Getting to Terse III

Attended my first Kindling Words conference this past January. Had an awesome time.

March Novel Madness (MnM) was born from that event. Based on National Novel Writing Month (NaNoWriMo), MnM had several of us committing to a set goal each day for the month of March. Spunky cheerleader that she is, Alison James got us up and running. She sent everyone a little calendar to keep track of our word count. She also sent 31 M & Ms to each of us so we could reward ourselves for every day we completed our goal.

I committed to 1,000 words a day, and since I also teach two days a week and wouldn't be able to write every single day in March, I started my stint in February.

I'm a middle grade novelist, who has never written a novel. Go figure. But I do indeed figure – full-time teaching, life, other writing interfered. Fear of the blank page had no small part in it, so I decided to take the zero draft approach for MnM.

As mentioned before, a zero draft is basically dumping everything that you have in your head onto the page. This approach seems like the right one for me, since I'm a tinkerer. A tinkerer who hates to start, because everything I always write seems like junk as soon as it's on the page. As soon as I start tinkering, I lose the momentum of my writing. You lose so much when you lose momentum. If you're a coward and a tinkerer like me, having something to work with is everything.

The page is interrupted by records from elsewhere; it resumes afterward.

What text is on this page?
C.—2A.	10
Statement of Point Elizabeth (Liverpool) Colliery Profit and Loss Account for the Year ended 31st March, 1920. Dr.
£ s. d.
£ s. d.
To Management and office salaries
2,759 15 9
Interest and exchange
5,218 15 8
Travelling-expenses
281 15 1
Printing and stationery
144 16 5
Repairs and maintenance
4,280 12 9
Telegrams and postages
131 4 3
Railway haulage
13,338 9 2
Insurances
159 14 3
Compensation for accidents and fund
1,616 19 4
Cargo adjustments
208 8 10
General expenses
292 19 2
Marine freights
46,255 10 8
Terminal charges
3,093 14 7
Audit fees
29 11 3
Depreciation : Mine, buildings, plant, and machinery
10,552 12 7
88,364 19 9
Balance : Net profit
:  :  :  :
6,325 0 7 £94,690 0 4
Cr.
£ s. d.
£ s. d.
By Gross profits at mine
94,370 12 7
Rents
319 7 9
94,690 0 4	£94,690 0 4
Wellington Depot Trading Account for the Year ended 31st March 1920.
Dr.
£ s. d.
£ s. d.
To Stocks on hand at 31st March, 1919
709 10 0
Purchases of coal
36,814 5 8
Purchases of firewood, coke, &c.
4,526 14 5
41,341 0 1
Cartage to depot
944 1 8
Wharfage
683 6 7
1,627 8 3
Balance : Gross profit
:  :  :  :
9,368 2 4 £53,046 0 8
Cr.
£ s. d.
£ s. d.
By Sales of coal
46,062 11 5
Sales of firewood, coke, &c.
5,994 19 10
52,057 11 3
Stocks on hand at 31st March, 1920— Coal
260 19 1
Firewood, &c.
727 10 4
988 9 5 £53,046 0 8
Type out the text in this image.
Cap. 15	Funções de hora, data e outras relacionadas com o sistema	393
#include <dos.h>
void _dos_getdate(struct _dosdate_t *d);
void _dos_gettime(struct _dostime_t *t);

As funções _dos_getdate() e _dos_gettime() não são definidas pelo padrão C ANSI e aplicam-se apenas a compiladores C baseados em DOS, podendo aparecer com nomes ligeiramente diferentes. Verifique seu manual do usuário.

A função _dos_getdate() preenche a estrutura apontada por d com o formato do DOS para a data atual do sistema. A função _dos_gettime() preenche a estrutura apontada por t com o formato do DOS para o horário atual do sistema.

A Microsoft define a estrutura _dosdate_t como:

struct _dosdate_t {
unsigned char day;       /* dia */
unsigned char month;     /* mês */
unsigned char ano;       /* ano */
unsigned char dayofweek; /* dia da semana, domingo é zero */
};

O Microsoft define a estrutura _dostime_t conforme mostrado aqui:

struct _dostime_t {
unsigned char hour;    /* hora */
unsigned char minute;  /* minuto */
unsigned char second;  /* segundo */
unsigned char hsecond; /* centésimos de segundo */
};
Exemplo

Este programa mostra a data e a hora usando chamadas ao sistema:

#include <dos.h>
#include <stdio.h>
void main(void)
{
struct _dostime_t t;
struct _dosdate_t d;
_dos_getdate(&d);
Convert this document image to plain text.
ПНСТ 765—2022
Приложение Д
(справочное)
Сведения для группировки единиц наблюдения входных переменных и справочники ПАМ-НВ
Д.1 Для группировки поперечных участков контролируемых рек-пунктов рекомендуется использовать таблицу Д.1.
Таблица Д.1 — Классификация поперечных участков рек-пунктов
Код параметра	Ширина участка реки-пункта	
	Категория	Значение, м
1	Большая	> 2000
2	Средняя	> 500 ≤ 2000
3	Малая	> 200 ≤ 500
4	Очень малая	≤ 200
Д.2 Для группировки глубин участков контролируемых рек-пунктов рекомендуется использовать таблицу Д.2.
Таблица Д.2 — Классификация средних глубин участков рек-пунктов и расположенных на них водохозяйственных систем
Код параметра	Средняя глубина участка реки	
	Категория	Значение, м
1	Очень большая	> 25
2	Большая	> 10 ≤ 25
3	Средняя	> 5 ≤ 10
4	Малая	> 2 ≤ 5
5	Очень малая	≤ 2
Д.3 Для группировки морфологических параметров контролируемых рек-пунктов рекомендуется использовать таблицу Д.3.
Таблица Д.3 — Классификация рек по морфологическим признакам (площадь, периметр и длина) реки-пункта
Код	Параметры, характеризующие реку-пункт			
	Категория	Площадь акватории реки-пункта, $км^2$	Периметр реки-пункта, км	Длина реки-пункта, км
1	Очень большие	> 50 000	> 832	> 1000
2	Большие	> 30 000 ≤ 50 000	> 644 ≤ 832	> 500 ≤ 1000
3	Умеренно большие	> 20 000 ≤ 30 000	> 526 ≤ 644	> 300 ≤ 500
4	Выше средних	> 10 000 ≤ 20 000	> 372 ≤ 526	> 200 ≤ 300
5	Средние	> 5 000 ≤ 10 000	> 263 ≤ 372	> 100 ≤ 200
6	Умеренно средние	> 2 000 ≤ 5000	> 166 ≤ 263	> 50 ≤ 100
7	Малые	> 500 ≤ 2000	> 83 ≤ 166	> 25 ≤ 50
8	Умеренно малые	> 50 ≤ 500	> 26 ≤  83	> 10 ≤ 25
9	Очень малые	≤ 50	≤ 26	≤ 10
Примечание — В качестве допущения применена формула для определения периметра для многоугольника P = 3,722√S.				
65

I came up with rules for myself pretty quickly. Don't use my wireless mouse or the little finger mouse-pad type thing on my laptop. No using the pg up or pg down key. I did allow myself to backspace, but only just a few backspace taps. No correcting spelling mistakes unless I had a really good reason to do so – like I'd never be able to interpret it once I went back to read it.

That was the other rule. I didn't allow myself to read anything I wrote the day before. To combat any memory loss from the day before (funny how that happens), I usually ended the session with a little note to myself where I might start the next day. I did allow myself to read that.

I set a time limit for myself. 1,000 words or 1 hour, whichever came last.

And, so, I began. I'll write more about this on Friday. Don't worry, I am getting to terse. It's just that you have to be so verbose to get there!